April 2025

April 2025Download PDF

Frontline Insights & Current Investment Gaps in Defense Tech, April 2025

This report provides a frontline-based assessment of the current landscape of defense technology, drawn directly from operators, commanders, and technologists embedded in active combat zones. By focusing on real-time feedback from the field — particularly Ukraine — this report identifies which technologies are proving effective, where critical capability gaps remain, and where we would encourage future investment and innovation to be directed.

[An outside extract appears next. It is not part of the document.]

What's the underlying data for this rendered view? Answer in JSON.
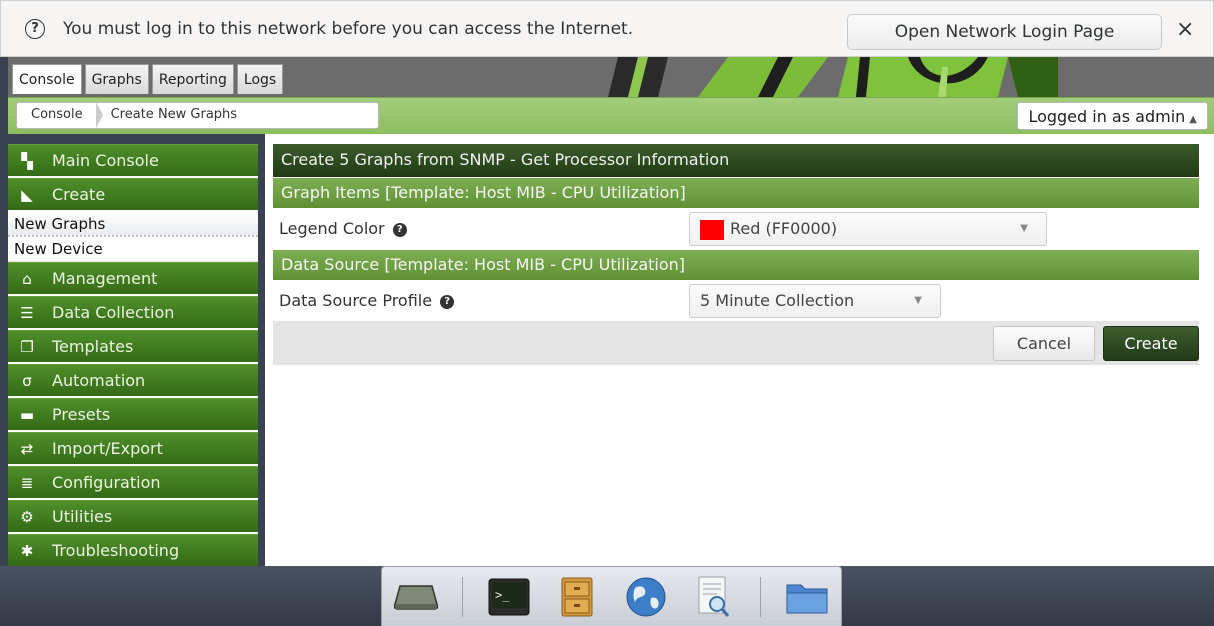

Since 2019, VC investment in defense start-ups in NATO countries has increased fourfold, rising to

$3.9bn by the end of 2024. The US accounts for 83 percent of VC defense tech investment, with EU countries and the UK recording 15 percent since 2018. The US Department of Defense has taken steps to access commercial technology through new acquisition and budgeting authorities: for example, increasing the prominence of the Defense Innovation Unit and establishing the Replicator initiative in 2023 to rapidly field autonomous, attritable systems. NATO has formed an innovation accelerator (DIANA) to foster collaboration with start-ups and other tech companies, and has announced the €1 billion NATO Innovation Fund focused on dual-use technologies. While the overall flow of capital into defense tech has surged in recent years, it has not always aligned with operational urgency. Certain categories, such as drone platforms and ISR (intelligence, surveillance, reconnaissance) software, are oversaturated, attracting flow of capital despite diminishing returns or clear redundancy. At the same time, less glamorous but strategically vital domains — such as electronic warfare, mine clearance, anti-drone systems, secure comms, logistics, and power management — remain chronically underfunded and underdeveloped.

This reflects a broader disconnect between investor perception and frontline reality, where funding decisions are shaped by business narratives, not battlefield outcomes. This report aims to anchor investment strategy in real-world utility by highlighting which technologies are being used effectively in Ukraine, which are not, and what’s urgently needed next.